Now his mother has Alzheimer's disease. She lives in a thirty-minute loop, asking the same questions, telling the same stories. Every visit could be the last time she recognizes her son.
What If This Were Goodbye? is the book David wished someone had handed him before it was too late with his father-and the book he's writing while he still has time with his mother.
Part memoir, part practical guide, this book explores the daily habits that slowly destroy our most important relationships: the sharp words we excuse, the attention we withhold, the grudges we nurture, the love we assume people already know. These small choices accumulate into permanent damage, and most of us don't realize it until someone is gone.
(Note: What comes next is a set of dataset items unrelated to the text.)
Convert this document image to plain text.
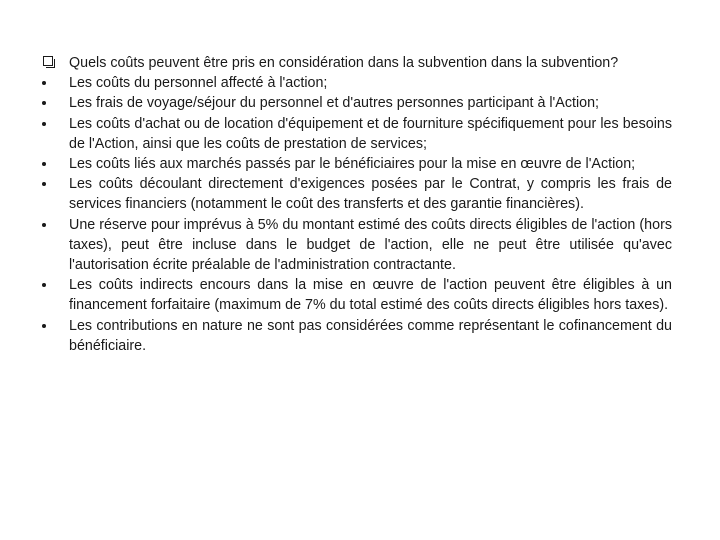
Quels coûts peuvent être pris en considération dans la subvention dans la subvention?
Les coûts du personnel affecté à l'action;
Les frais de voyage/séjour du personnel et d'autres personnes participant à l'Action;
Les coûts d'achat ou de location d'équipement et de fourniture spécifiquement pour les besoins de l'Action, ainsi que les coûts de prestation de services;
Les coûts liés aux marchés passés par le bénéficiaires pour la mise en œuvre de l'Action;
Les coûts découlant directement d'exigences posées par le Contrat, y compris les frais de services financiers (notamment le coût des transferts et des garantie financières).
Une réserve pour imprévus à 5% du montant estimé des coûts directs éligibles de l'action (hors taxes), peut être incluse dans le budget de l'action, elle ne peut être utilisée qu'avec l'autorisation écrite préalable de l'administration contractante.
Les coûts indirects encours dans la mise en œuvre de l'action peuvent être éligibles à un financement forfaitaire (maximum de 7% du total estimé des coûts directs éligibles hors taxes).
Les contributions en nature ne sont pas considérées comme représentant le cofinancement du bénéficiaire.
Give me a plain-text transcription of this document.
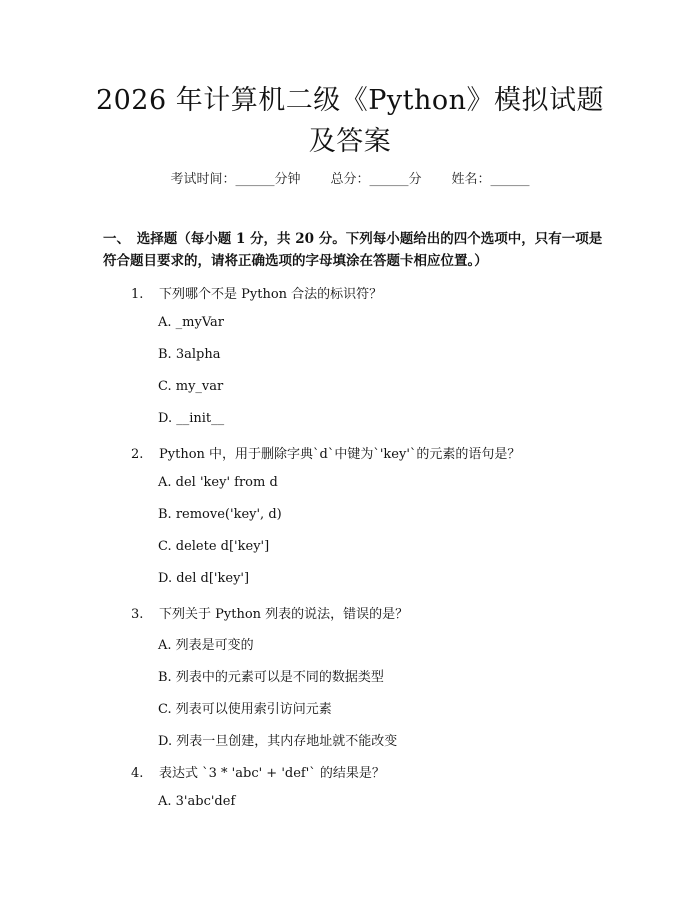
2026 年计算机二级《Python》模拟试题及答案
考试时间：______分钟 总分：______分 姓名：______
一、　选择题（每小题 1 分，共 20 分。下列每小题给出的四个选项中，只有一项是符合题目要求的，请将正确选项的字母填涂在答题卡相应位置。）
1. 下列哪个不是 Python 合法的标识符？
A. _myVar
B. 3alpha
C. my_var
D. __init__
2. Python 中，用于删除字典`d`中键为`'key'`的元素的语句是？
A. del 'key' from d
B. remove('key', d)
C. delete d['key']
D. del d['key']
3. 下列关于 Python 列表的说法，错误的是？
A. 列表是可变的
B. 列表中的元素可以是不同的数据类型
C. 列表可以使用索引访问元素
D. 列表一旦创建，其内存地址就不能改变
4. 表达式 `3 * 'abc' + 'def'` 的结果是？
A. 3'abc'def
Through raw personal narrative and hard-won wisdom, Bishop introduces The Goodbye Method-a three-part framework for transforming how we relate to the people who matter most:
The Mortality Mirror helps us see our relationships through the lens of limited time. The G.I.F.T. Filter offers four daily practices: Guard your tongue, Invest your attention, Forgo the grievance, Tell them they matter. The Parting Grace transforms ordinary goodbyes into meaningful moments of connection.
This isn't a book about dying. It's about learning to live-and love-while there's still time. It's about breaking generational patterns of emotional distance. It's about having the conversations you're avoiding and releasing the grievances that poison your relationships.
For anyone carrying the weight of unspoken words, unresolved conflict, or relationships slowly dying from neglect-let David's "too late" become your "just in time."